When put vs. call implied volatilities differ

Can you provide me with some guidance on something that is puzzling me? I apologize if I am missing some basic point.

I have been looking at the current pricing for SPY options and I am noticing that the implied volatilities are much higher for Puts than they are for Calls. The difference in
IV is drastic (36% for puts vs. 18% for calls) for the June options (2 days from expiry) but is also very significant for July options (22% for puts vs 16% for calls)

Can you help me to figure our what is going on? What am I missing? Is this because of some very negative market sentiment?

Thanks in advance for your response.



Hello TR,

You are not missing anything.
Option implied volatilities are skewed.
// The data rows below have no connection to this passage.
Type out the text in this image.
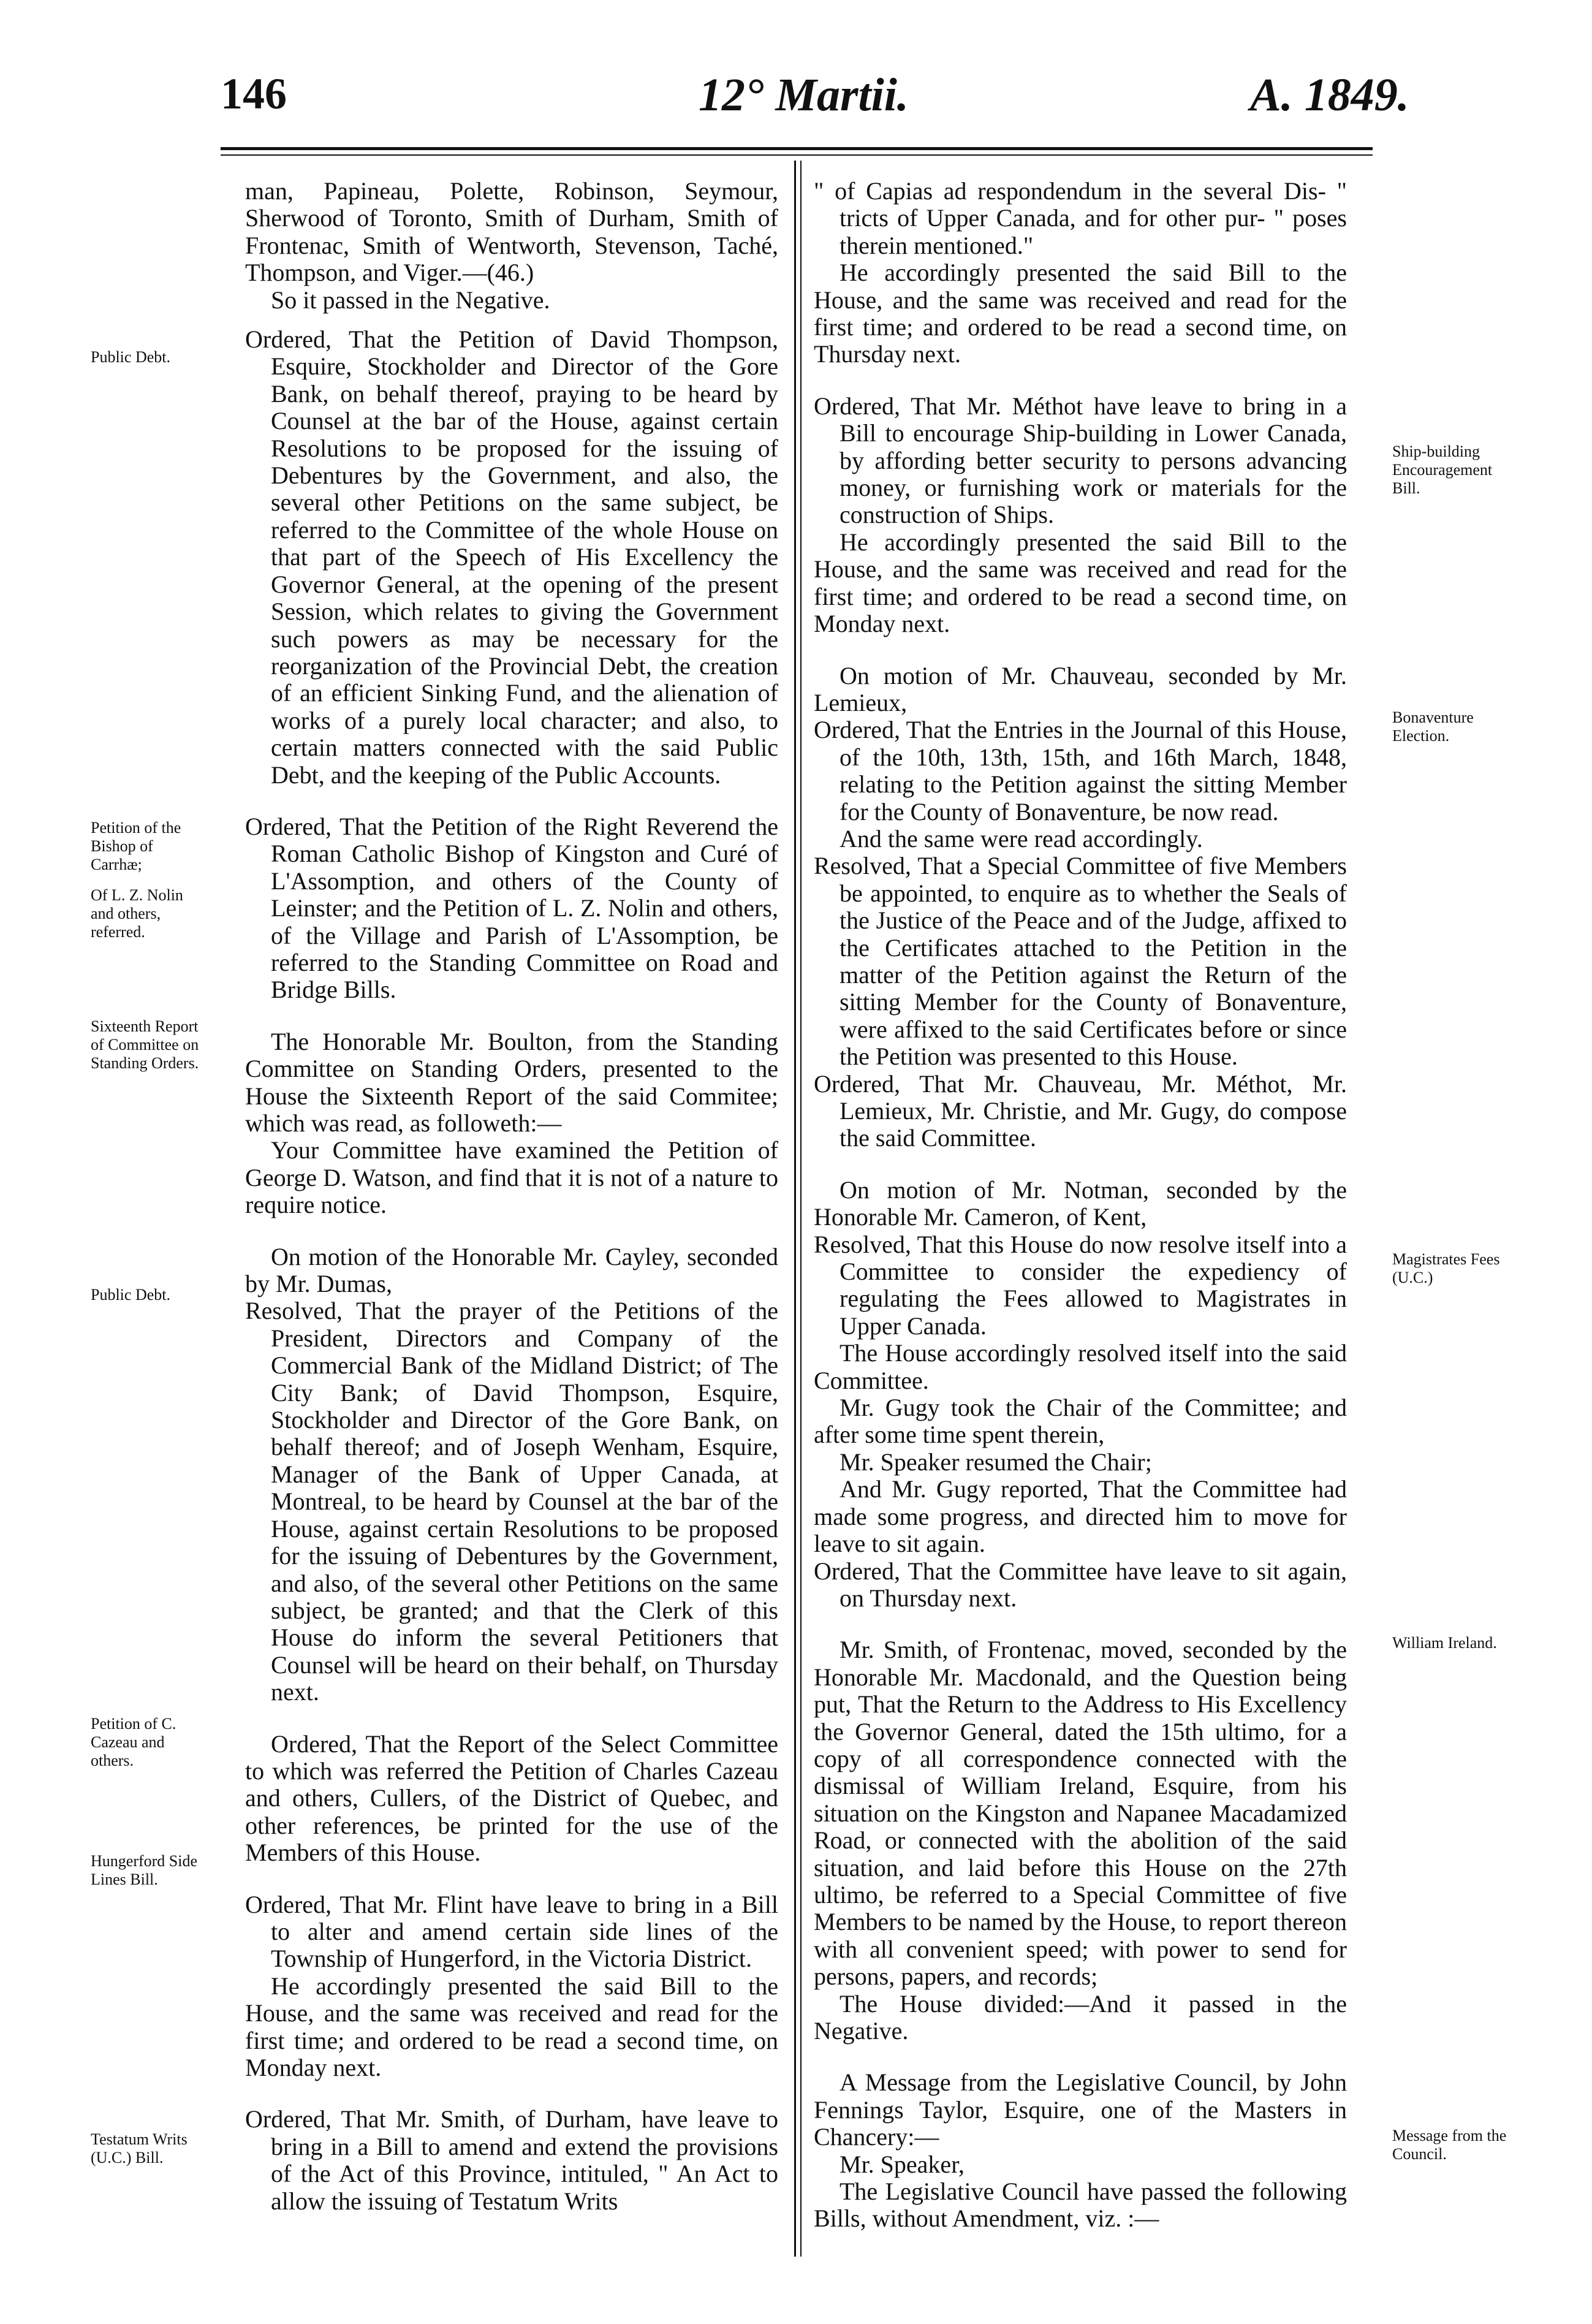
146	12° Martii.	A. 1849.

man, Papineau, Polette, Robinson, Seymour, Sherwood of Toronto, Smith of Durham, Smith of Frontenac, Smith of Wentworth, Stevenson, Taché, Thompson, and Viger.—(46.)

So it passed in the Negative.

Ordered, That the Petition of David Thompson, Esquire, Stockholder and Director of the Gore Bank, on behalf thereof, praying to be heard by Counsel at the bar of the House, against certain Resolutions to be proposed for the issuing of Debentures by the Government, and also, the several other Petitions on the same subject, be referred to the Committee of the whole House on that part of the Speech of His Excellency the Governor General, at the opening of the present Session, which relates to giving the Government such powers as may be necessary for the reorganization of the Provincial Debt, the creation of an efficient Sinking Fund, and the alienation of works of a purely local character; and also, to certain matters connected with the said Public Debt, and the keeping of the Public Accounts.

Ordered, That the Petition of the Right Reverend the Roman Catholic Bishop of Kingston and Curé of L'Assomption, and others of the County of Leinster; and the Petition of L. Z. Nolin and others, of the Village and Parish of L'Assomption, be referred to the Standing Committee on Road and Bridge Bills.

The Honorable Mr. Boulton, from the Standing Committee on Standing Orders, presented to the House the Sixteenth Report of the said Commitee; which was read, as followeth:—

Your Committee have examined the Petition of George D. Watson, and find that it is not of a nature to require notice.

On motion of the Honorable Mr. Cayley, seconded by Mr. Dumas,

Resolved, That the prayer of the Petitions of the President, Directors and Company of the Commercial Bank of the Midland District; of The City Bank; of David Thompson, Esquire, Stockholder and Director of the Gore Bank, on behalf thereof; and of Joseph Wenham, Esquire, Manager of the Bank of Upper Canada, at Montreal, to be heard by Counsel at the bar of the House, against certain Resolutions to be proposed for the issuing of Debentures by the Government, and also, of the several other Petitions on the same subject, be granted; and that the Clerk of this House do inform the several Petitioners that Counsel will be heard on their behalf, on Thursday next.

Ordered, That the Report of the Select Committee to which was referred the Petition of Charles Cazeau and others, Cullers, of the District of Quebec, and other references, be printed for the use of the Members of this House.

Ordered, That Mr. Flint have leave to bring in a Bill to alter and amend certain side lines of the Township of Hungerford, in the Victoria District.

He accordingly presented the said Bill to the House, and the same was received and read for the first time; and ordered to be read a second time, on Monday next.

Ordered, That Mr. Smith, of Durham, have leave to bring in a Bill to amend and extend the provisions of the Act of this Province, intituled, " An Act to allow the issuing of Testatum Writs

" of Capias ad respondendum in the several Dis- " tricts of Upper Canada, and for other pur- " poses therein mentioned."

He accordingly presented the said Bill to the House, and the same was received and read for the first time; and ordered to be read a second time, on Thursday next.

Ordered, That Mr. Méthot have leave to bring in a Bill to encourage Ship-building in Lower Canada, by affording better security to persons advancing money, or furnishing work or materials for the construction of Ships.

He accordingly presented the said Bill to the House, and the same was received and read for the first time; and ordered to be read a second time, on Monday next.

On motion of Mr. Chauveau, seconded by Mr. Lemieux,

Ordered, That the Entries in the Journal of this House, of the 10th, 13th, 15th, and 16th March, 1848, relating to the Petition against the sitting Member for the County of Bonaventure, be now read.

And the same were read accordingly.

Resolved, That a Special Committee of five Members be appointed, to enquire as to whether the Seals of the Justice of the Peace and of the Judge, affixed to the Certificates attached to the Petition in the matter of the Petition against the Return of the sitting Member for the County of Bonaventure, were affixed to the said Certificates before or since the Petition was presented to this House.

Ordered, That Mr. Chauveau, Mr. Méthot, Mr. Lemieux, Mr. Christie, and Mr. Gugy, do compose the said Committee.

On motion of Mr. Notman, seconded by the Honorable Mr. Cameron, of Kent,

Resolved, That this House do now resolve itself into a Committee to consider the expediency of regulating the Fees allowed to Magistrates in Upper Canada.

The House accordingly resolved itself into the said Committee.

Mr. Gugy took the Chair of the Committee; and after some time spent therein,

Mr. Speaker resumed the Chair;

And Mr. Gugy reported, That the Committee had made some progress, and directed him to move for leave to sit again.

Ordered, That the Committee have leave to sit again, on Thursday next.

Mr. Smith, of Frontenac, moved, seconded by the Honorable Mr. Macdonald, and the Question being put, That the Return to the Address to His Excellency the Governor General, dated the 15th ultimo, for a copy of all correspondence connected with the dismissal of William Ireland, Esquire, from his situation on the Kingston and Napanee Macadamized Road, or connected with the abolition of the said situation, and laid before this House on the 27th ultimo, be referred to a Special Committee of five Members to be named by the House, to report thereon with all convenient speed; with power to send for persons, papers, and records;

The House divided:—And it passed in the Negative.

A Message from the Legislative Council, by John Fennings Taylor, Esquire, one of the Masters in Chancery:—

Mr. Speaker,

The Legislative Council have passed the following Bills, without Amendment, viz. :—

Public Debt.
Petition of the Bishop of Carrhæ;
Of L. Z. Nolin and others, referred.
Sixteenth Report of Committee on Standing Orders.
Public Debt.
Petition of C. Cazeau and others.
Hungerford Side Lines Bill.
Testatum Writs (U.C.) Bill.
Ship-building Encouragement Bill.
Bonaventure Election.
Magistrates Fees (U.C.)
William Ireland.
Message from the Council.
That means they are unequal and in fact, the lower the strike price, the higher the implied volatility (IV).

The major reasons this occurs are
  • Markets fall much faster than they rise
  • As markets rise, there are always people who have stock for sale and that limits the rate at which markets can rally.  Thus, investors are willing to pay less (lower IV) for out of the money calls - because there is a reduced probability that the stock will move far enough.
  • As markets fall, sometimes buyers disappear and losses can be staggering.  Hence people pay more to own out of the money puts.
  • More investors and hedge funds want to own out of the money put options as either insurance against a catasrophic loss or to make a killing if a black swan event occurs.